Aqui está o que o Sharpe esconde. A distribuição de retornos de uma estratégia short-vol é fortemente assimétrica: muitos ganhos pequenos e positivos, e perdas raras, porém catastróficas. A média é positiva, o desvio-padrão parece controlado — mas a cauda esquerda é uma ravina.

Distribuicao de retornos short-vol com skewness negativa: muitos ganhos pequenos e cauda esquerda catastrofica

O exemplo definitivo é o “Volmageddon” de fevereiro de 2018: produtos short-vol como o XIV perderam mais de 90% em um único dia e foram liquidados. Anos de prêmio devolvidos numa sessão. É a clássica imagem de “catar moedas na frente de um rolo compressor”. Por isso o Sharpe puro mente aqui — ele trata a volatilidade como simétrica, e a do short-vol não é.
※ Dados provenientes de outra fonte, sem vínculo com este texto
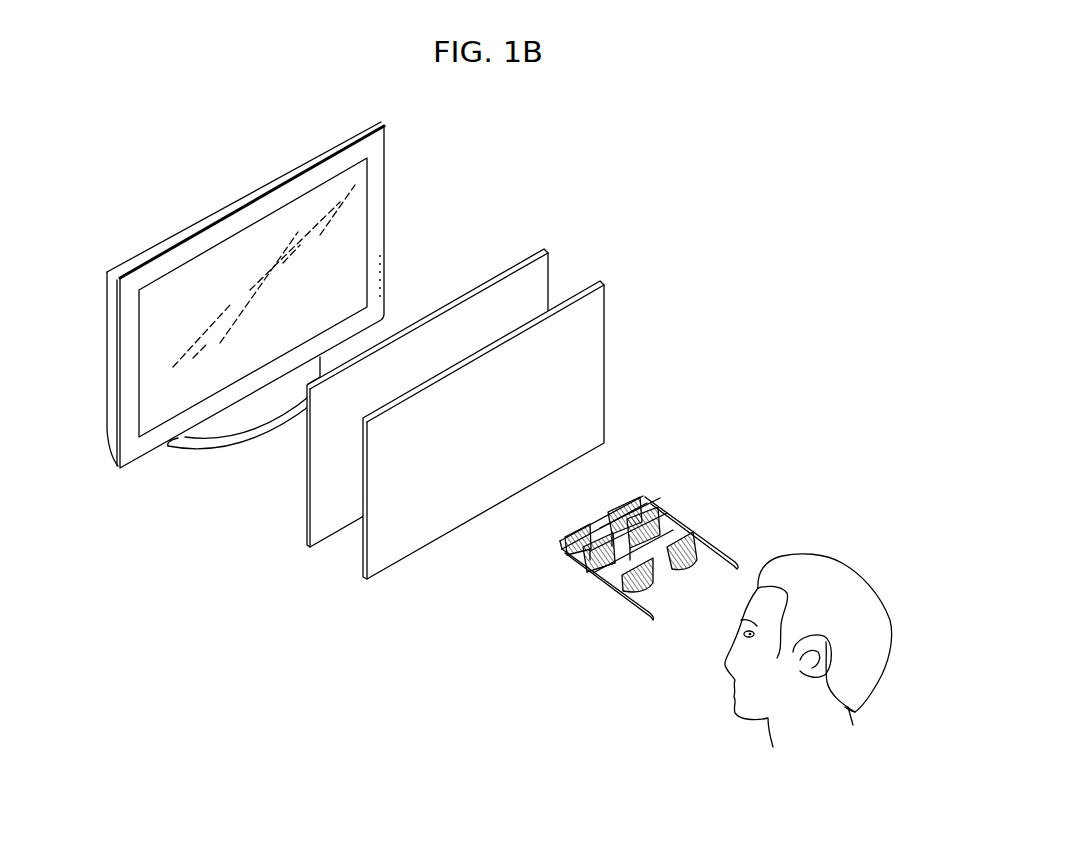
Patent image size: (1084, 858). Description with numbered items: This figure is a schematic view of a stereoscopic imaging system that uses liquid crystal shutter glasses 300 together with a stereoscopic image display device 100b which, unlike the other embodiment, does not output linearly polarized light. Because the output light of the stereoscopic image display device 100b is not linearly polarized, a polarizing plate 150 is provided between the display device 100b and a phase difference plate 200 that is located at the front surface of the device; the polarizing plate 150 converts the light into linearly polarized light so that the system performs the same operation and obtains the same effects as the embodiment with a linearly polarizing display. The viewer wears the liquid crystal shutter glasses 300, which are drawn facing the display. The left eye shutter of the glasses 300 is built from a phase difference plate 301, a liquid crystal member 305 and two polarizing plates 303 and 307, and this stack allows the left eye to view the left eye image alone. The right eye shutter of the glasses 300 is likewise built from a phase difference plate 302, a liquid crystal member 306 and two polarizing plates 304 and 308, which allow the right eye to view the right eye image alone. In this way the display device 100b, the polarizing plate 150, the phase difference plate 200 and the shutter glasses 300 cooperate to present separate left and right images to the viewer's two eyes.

The stereoscopic image display device 100b is at (390, 174).
The polarizing plate 150 is at (552, 264).
The phase difference plate 200 is at (612, 318).
The liquid crystal shutter glasses 300 is at (636, 570).
The phase difference plate 301 is at (562, 543).
The phase difference plate 302 is at (631, 497).
The polarizing plate 303 is at (590, 550).
The polarizing plate 304 is at (657, 517).
The liquid crystal member 305 is at (607, 573).
The liquid crystal member 306 is at (693, 545).
The polarizing plate 307 is at (623, 585).
The polarizing plate 308 is at (713, 550).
Vale revisar como o índice de Sharpe pode enganar em distribuições com cauda gorda.

Como capturar (e sobreviver)

O VRP é real e colhível — desde que você o trate como uma operação de seguradora, com reservas e limites, não como uma máquina de dinheiro:

Regra Por quê
Defina a perda máxima por evento A cauda existe; só sobrevive quem dimensiona para ela
Não alavanque o prêmio Alavancagem transforma drawdown em liquidação
Diversifique underlyings e prazos Reduz o risco de um único choque levar tudo
Corte exposição quando a vol dispara O volatility targeting reduz o tamanho antes do pior

VRP num portfólio quant

Como componente de portfólio, o short-vol tem uma propriedade interessante: ele costuma ganhar quando estratégias de tail hedge e trend perdem (mercados calmos) e perder quando elas ganham (crises). Combinar vendedores e compradores de volatilidade em doses calibradas pode suavizar a curva — desde que o lado short seja pequeno o suficiente para não dominar o drawdown. Pense nele como uma fonte de carry, não como o motor principal.

Vender volatilidade é sempre lucrativo?

Na média e ao longo do tempo, o prêmio é positivo. Mas “na média” inclui eventos raros que podem apagar anos de ganho de uma vez. É lucrativo para quem dimensiona para a cauda e desastroso para quem ignora a skewness.

O que é o variance risk premium em uma frase?

É o quanto o mercado cobra a mais pela volatilidade futura (implícita) em relação à volatilidade que realmente acontece (realizada) — o prêmio pago a quem aceita carregar o risco de cauda.

Como sei se a volatilidade implícita está “cara”?

Compare o nível implícito (ex.: VIX) com a volatilidade realizada recente e com a distribuição histórica do spread. Spread muito acima da média indica prêmio gordo — mas prêmios gordos costumam aparecer justamente quando o risco de cauda é maior.

Dá para usar o VRP como filtro de regime?

Sim. Um VRP comprimido ou negativo (implícita abaixo da realizada) costuma sinalizar estresse e antecipa turbulência. Muitos sistemas usam o spread implícita-realizada como termômetro de regime, e não só como fonte de retorno.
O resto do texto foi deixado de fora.